Actor/director Emilio Estevez’s earnest, workmanlike paean to libraries and librarians, The Public, opens with a brief clip from a 1950s black-and-white educational film, the kind shown to high school students on Career Day. “Do you have a love of books and learning?” asks the sonorous narrator. “Do you like people, and do people like you?” Perhaps, the narrator suggests, the viewer should consider the vocation of the librarian. Cue the driving hip-hop soundtrack (Che “Rhymefest” Smith’s “Weaponized”), and the next shots take us to the chilly, gritty mean streets of downtown Cincinnati and a crowd of freezing patrons anxiously awaiting the opening of the main branch of the city’s public library.
Librarian Stuart Goodson (Estevez) arrives to find homeless eccentric Athena (a scene-stealing Dale Hodges) berating security guard Ernesto (Jacob Vargas) with anti-Semitic slurs.
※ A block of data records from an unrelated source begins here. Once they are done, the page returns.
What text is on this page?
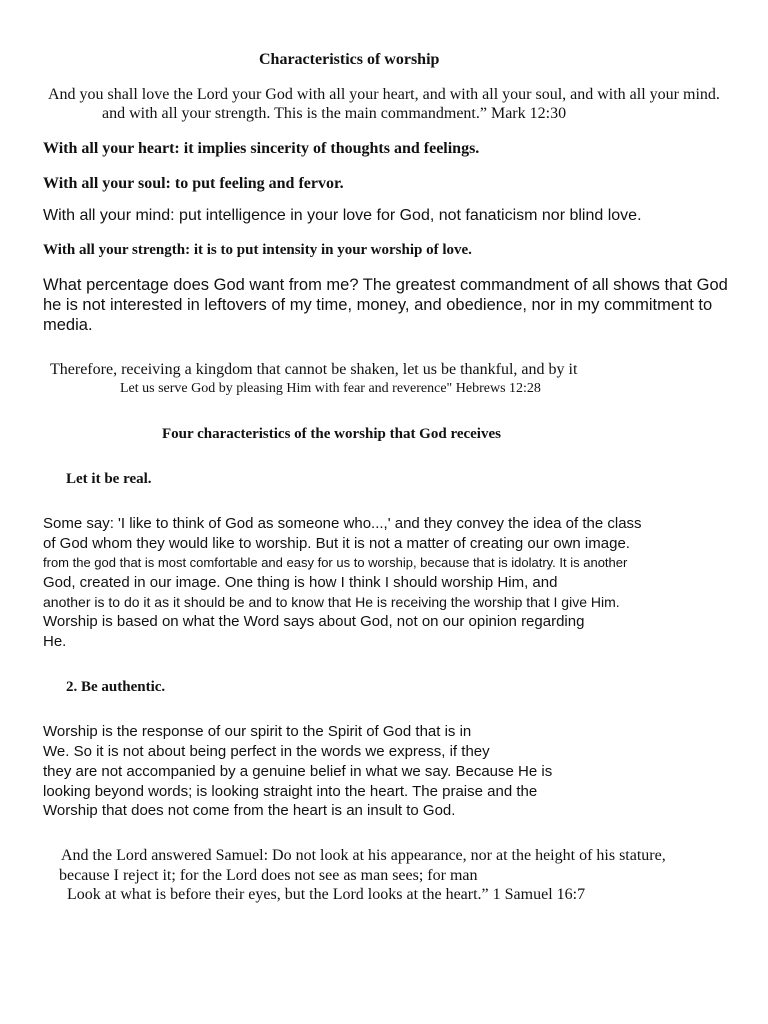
Characteristics of worship
And you shall love the Lord your God with all your heart, and with all your soul, and with all your mind.
and with all your strength. This is the main commandment.” Mark 12:30
With all your heart: it implies sincerity of thoughts and feelings.
With all your soul: to put feeling and fervor.
With all your mind: put intelligence in your love for God, not fanaticism nor blind love.
With all your strength: it is to put intensity in your worship of love.
What percentage does God want from me? The greatest commandment of all shows that God
he is not interested in leftovers of my time, money, and obedience, nor in my commitment to
media.
Therefore, receiving a kingdom that cannot be shaken, let us be thankful, and by it
Let us serve God by pleasing Him with fear and reverence" Hebrews 12:28
Four characteristics of the worship that God receives
Let it be real.
Some say: 'I like to think of God as someone who...,' and they convey the idea of the class
of God whom they would like to worship. But it is not a matter of creating our own image.
from the god that is most comfortable and easy for us to worship, because that is idolatry. It is another
God, created in our image. One thing is how I think I should worship Him, and
another is to do it as it should be and to know that He is receiving the worship that I give Him.
Worship is based on what the Word says about God, not on our opinion regarding
He.
2. Be authentic.
Worship is the response of our spirit to the Spirit of God that is in
We. So it is not about being perfect in the words we express, if they
they are not accompanied by a genuine belief in what we say. Because He is
looking beyond words; is looking straight into the heart. The praise and the
Worship that does not come from the heart is an insult to God.
And the Lord answered Samuel: Do not look at his appearance, nor at the height of his stature,
because I reject it; for the Lord does not see as man sees; for man
Look at what is before their eyes, but the Lord looks at the heart.” 1 Samuel 16:7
Stuart gently but firmly threatens Athena with a six-month banishment from the library if her unruly behavior continues. As the camera follows Stuart through his day, it becomes clear that his workplace is not the charmingly romanticized stereotype depicted by Hollywood in such classics as 1957’s Desk Set but a civic institution that finds itself on the frontlines of serious social issues: homelessness, mental illness, and the opioid epidemic. And librarians, as Stuart and his eco-conscious co-worker Myra (Jena Malone) acknowledge, are the unofficial first responders.
Stuart reluctantly becomes more involved the following evening when a group of homeless men, led by the sly Jackson (the charismatic Michael K. Williams), refuses to leave the library at closing time. “Tonight we occupy,” he triumphantly tells Stuart. The cold snap has worsened, and the city shelters are full. Why can’t they stay in the library for the night? The Public is not a shelter for the homeless, declares library director Anderson (Jeffrey Wright) in refusing his manager’s request. “But that is exactly what we are, every day of the week,” protests Stuart, and he rejoins his homeless patrons in barricading the third-floor social sciences department.
The peaceful sit-in turns into a standoff with police when crisis negotiator Bill Ramstead (a mannered Alec Baldwin) and mayoral candidate/district attorney Josh Davis (Christian Slater) arrive to take charge. Adding to the volatile mix is an ambitious reporter (Gabrielle Union) willing to distort a nonviolent situation to boost her ratings and Twitter followers.
Estevez addresses plenty of worthy ideas about the role of public libraries in American life, but good intentions don’t always make for great drama. He has rounded up a terrific cast, including a lively Taylor Schilling as Angela, Stuart’s potential love interest, but his actors are often reduced to didactic speeches (“libraries are the last bastion of democracy”), and poor Slater as the cartoonish heavy does his best in a one-dimensional role. Likewise, Estevez’s plotting suffers from contrivances; it’s not really much of a surprise that Ramstead’s missing addict son turns out to be one of the homeless men occupying the library. And the finale, involving nudity and a cappella singing of Johnny Nash’s 1972 hit “I Can See Clearly Now” comes across as slightly manipulative.
Still, when the Trump administration has eliminated funding for libraries from the federal budget for the third year in a row, Estevez’s film performs a valuable service in ripping up the clichés and portraying a real library and its impact on the public it serves. Evocatively shot at the Public Library of Cincinnati and Hamilton County by director of photography Juan Miguel Aspiroz, it’s an unglamorous but heartfelt study of an American institution. Librarians will love this movie.